Source: https://medium.com/@ValdikSS/how-to-search-and-download-unpopular-and-old-files-on-the-internet-e5947ef507ba

How to search and download unpopular and old files on the internet

ValdikSS - Oct 14, 2017

Mostly media files. Totally legit, no kidding.

As sometimes happens, you want to download music album from 2007, of the artist known by 3.5 people, like a Spanish Ska-punk or a less-known European speedcore. Got torrent file, import it into client, quickly download up to 14.7% and… that’s it. The day, week passes by, but the percentage of downloaded data is not increased. You’re searching for that album in search engine, stumble upon forums with links only for registered users with “useful messages”, you register there, quickly flood 5 messages in deadly old topics, and finally get links for file sharing sites like rapidshare and megaupload, which are hundred years dead from now.

valdik1

Unfortunately very common situation when you try to download something old.


That happens. Lately, unfortunately, it happens more and more often: copyright holders and law-enforcement authorities have taken up file sharing seriously; last year we seen closed or seized KickassTorrents, BlackCat Games, what.cd, btdigg, torrentzeu, EX.ua, fs.to, torrents.net.ua and all other websites. While you likely won’t face huge problems in finding fresh movie and TV/animated series rips even despite the repeatedly increased removal of content from search engines, torrent trackers and file sharing, searching for movie source (DVD or Blu-Ray) or just non-English and non-Russian 7-year-old TV rips could be challenging.

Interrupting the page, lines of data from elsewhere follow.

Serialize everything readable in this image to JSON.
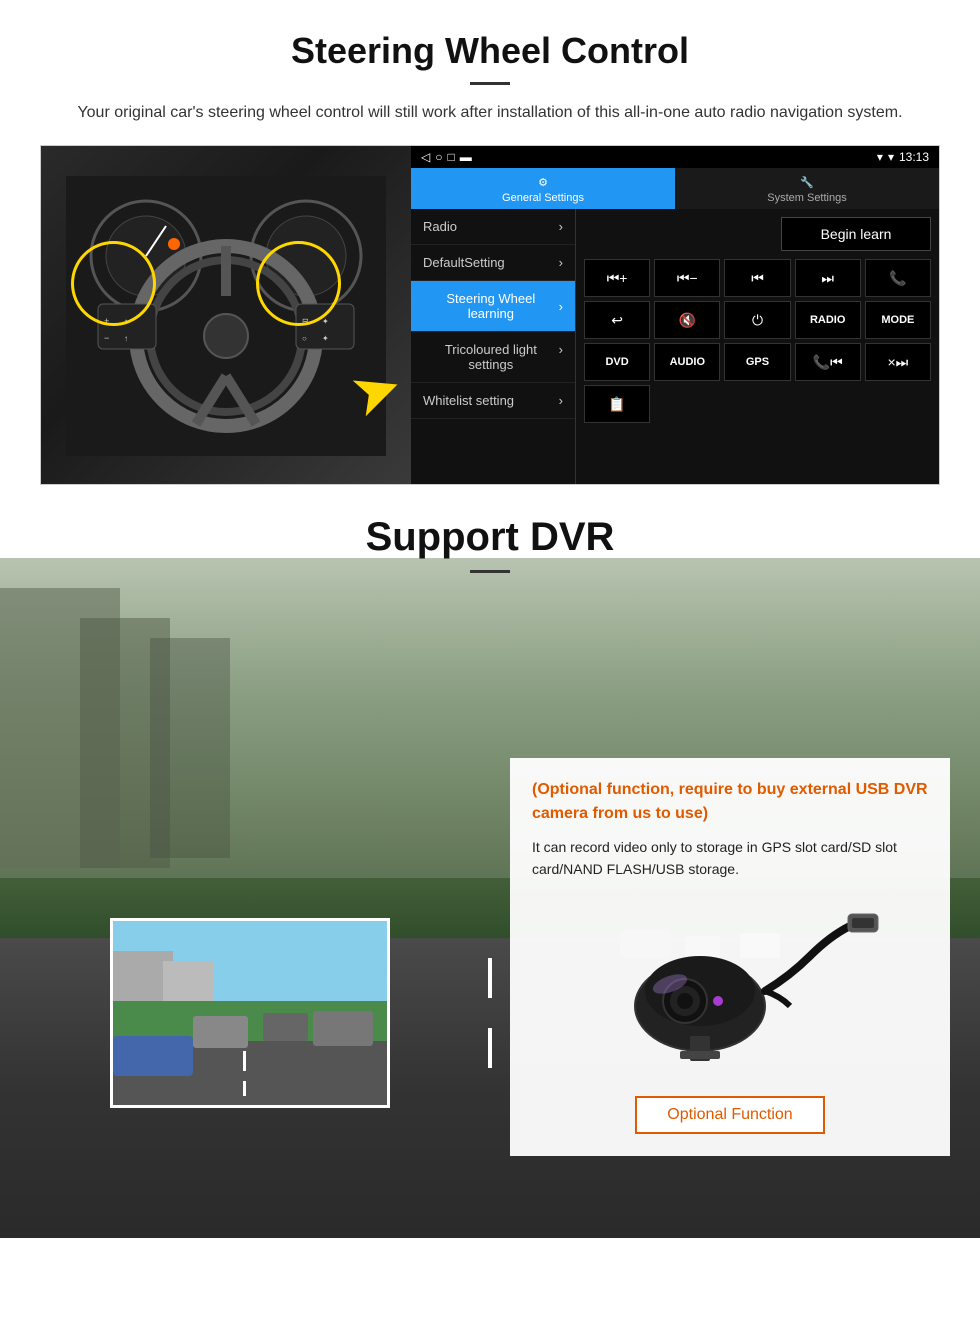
{
  "steering": {
    "title": "Steering Wheel Control",
    "subtitle": "Your original car's steering wheel control will still work after installation of this all-in-one auto radio navigation system.",
    "statusbar": {
      "time": "13:13",
      "icons": "▼ ▾"
    },
    "tabs": {
      "general": "General Settings",
      "system": "System Settings"
    },
    "menu": {
      "items": [
        {
          "label": "Radio",
          "active": false
        },
        {
          "label": "DefaultSetting",
          "active": false
        },
        {
          "label": "Steering Wheel learning",
          "active": true
        },
        {
          "label": "Tricoloured light settings",
          "active": false
        },
        {
          "label": "Whitelist setting",
          "active": false
        }
      ]
    },
    "begin_learn": "Begin learn",
    "controls": [
      "⏮+",
      "⏮−",
      "⏮|",
      "|⏭",
      "📞",
      "↩",
      "🔇×",
      "⏻",
      "RADIO",
      "MODE",
      "DVD",
      "AUDIO",
      "GPS",
      "📞|⏮",
      "×|⏭",
      "📋"
    ]
  },
  "dvr": {
    "title": "Support DVR",
    "optional_notice": "(Optional function, require to buy external USB DVR camera from us to use)",
    "description": "It can record video only to storage in GPS slot card/SD slot card/NAND FLASH/USB storage.",
    "optional_function_btn": "Optional Function"
  }
}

Why would you ever need that?

  • Lack of DVD releases for some series
    The film could have been dubbed and aired on TV in some country, but never get on DVD. Cappers rip it and upload to file sharing sites or via Bittorrent, then DVD is released in another country without capped audio dub, for example, a French one. People are forced to download high quality DVDRip without French dub or relatively low quality TV rip with it.
    As the times go by, less and less people download French TVRip, it got deleted from file sharing sites due to file inactivity. Downloading this release become rather nontrivial task.
    One can solve the problem by muxing audio from TV rip to DVD video, but nobody did that and TV version died.
  • Different TV and DVD content
    For example, Daria lost almost all music from TV version due to legal problems with re-licensing it for DVD. For a long time people were facing a choice between watching full version with all music and bad video quality or nice-looking DVD version, but without music.
  • Regional difference
    These are true for both video and music. W.I.T.C.H. series has aired with 4 different openings, only one of which got into DVD. Japanese versions of music albums are known for bonus tracks, which are missing in any other edition.

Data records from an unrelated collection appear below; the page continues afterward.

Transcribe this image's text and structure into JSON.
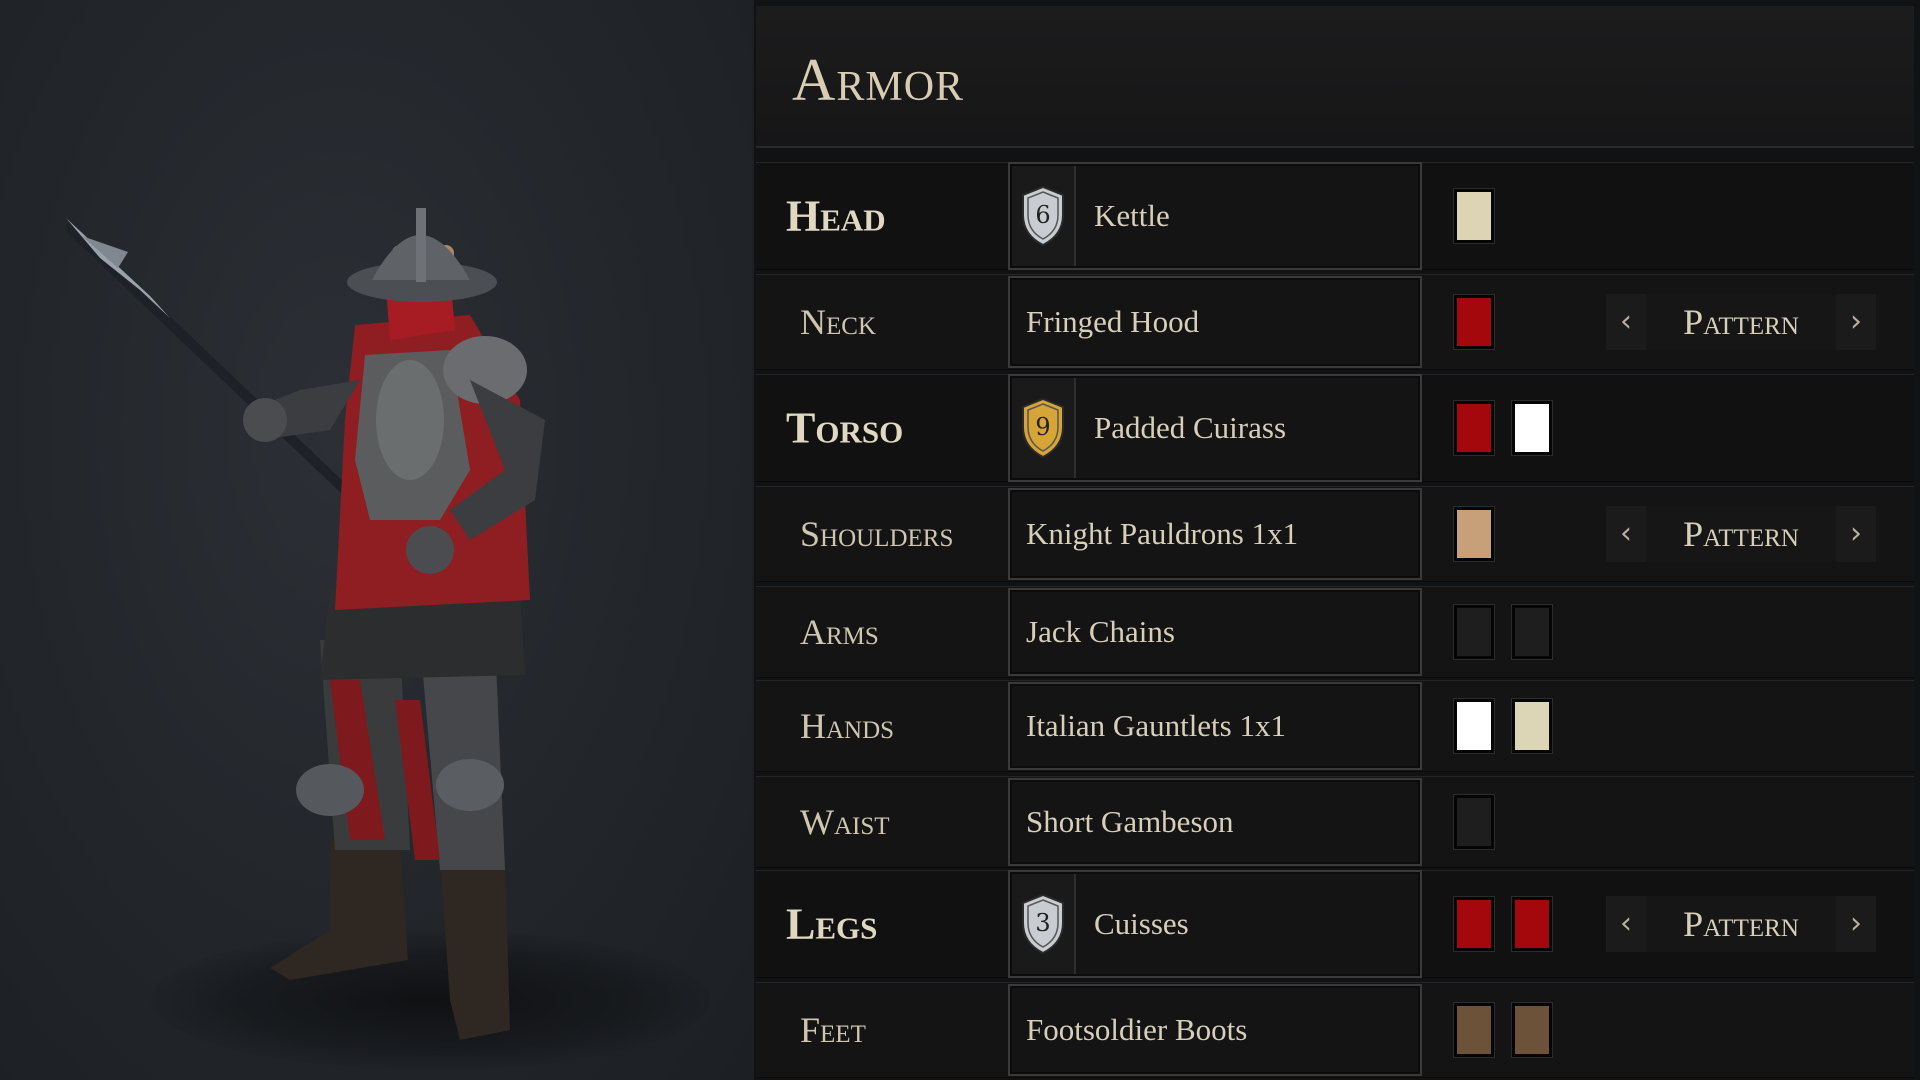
{
  "panel": {
    "title": "Armor"
  },
  "slots": [
    {
      "label": "Head",
      "main": true,
      "item": "Kettle",
      "tier": "6",
      "tier_color": "#c9cdd1",
      "colors": [
        "#ddd4b3"
      ],
      "pattern": null
    },
    {
      "label": "Neck",
      "main": false,
      "item": "Fringed Hood",
      "tier": null,
      "colors": [
        "#a4070c"
      ],
      "pattern": "Pattern"
    },
    {
      "label": "Torso",
      "main": true,
      "item": "Padded Cuirass",
      "tier": "9",
      "tier_color": "#d6a437",
      "colors": [
        "#a4070c",
        "#ffffff"
      ],
      "pattern": null
    },
    {
      "label": "Shoulders",
      "main": false,
      "item": "Knight Pauldrons 1x1",
      "tier": null,
      "colors": [
        "#c79f79"
      ],
      "pattern": "Pattern"
    },
    {
      "label": "Arms",
      "main": false,
      "item": "Jack Chains",
      "tier": null,
      "colors": [
        "#1e1e1f",
        "#1e1e1f"
      ],
      "pattern": null
    },
    {
      "label": "Hands",
      "main": false,
      "item": "Italian Gauntlets 1x1",
      "tier": null,
      "colors": [
        "#ffffff",
        "#ddd6b6"
      ],
      "pattern": null
    },
    {
      "label": "Waist",
      "main": false,
      "item": "Short Gambeson",
      "tier": null,
      "colors": [
        "#1e1e1f"
      ],
      "pattern": null
    },
    {
      "label": "Legs",
      "main": true,
      "item": "Cuisses",
      "tier": "3",
      "tier_color": "#c9cdd1",
      "colors": [
        "#a4070c",
        "#a4070c"
      ],
      "pattern": "Pattern"
    },
    {
      "label": "Feet",
      "main": false,
      "item": "Footsoldier Boots",
      "tier": null,
      "colors": [
        "#6b5239",
        "#6b5239"
      ],
      "pattern": null
    }
  ],
  "icons": {
    "tier_badge": "shield-icon",
    "prev": "chevron-left-icon",
    "next": "chevron-right-icon"
  }
}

As you may already understand, everyone have own reason. Where do we download unpopular and old files?

Usenet

Usenet is a distributed network of servers which synchronize data between them. Usenet structure resembles something in the middle between forums and email: so-called “newsgroups” (Usenet categories) have tree-style structure. Usenet users can join groups, read and write to it. Just as in email, Usenet messages have subject, which helps to organize discussion topic.
Nowadays Usenet is primarily used for file sharing.

Usenet history

Emerged in 1979, network used direct modem connections to transfer information using UUCP and was generally an instrument for text communications. That time Usenet was a BBS competitor; there was special gateways between Usenet and Fidonet.
As internet come, Usenet messaging switched to TCP/IP stack, using NNTP, which is still used even outside of Usenet (for example, you can read lots of public mail lists using gmane and RSS feeds via gwene, and unlike usual mail list, you can always go back into history, before you subscribed to that list.)

valdik2


With more line speed, modern modems and its’ protocols, in early 90-s Usenet became a ground for file transfers: warez, music, videos. The algorithm is similar to one in Email: file is cut into several pieces (volumes), encoded using printable characters in 7-byte encoding using Base64 or uuencode, and sent to the newsgroup.
7-bit encoding adds about 30% file transfer overhead. Usenet specification allowed using most ASCII symbols, not just printable ones, thus new file encoding algorithm yEnc emerged in 2001, adding only 1–2% of overhead. It quotes only newline symbols, NULL bytes and equal sign (=). yEnc is still the main algorithm of Usenet file transfers.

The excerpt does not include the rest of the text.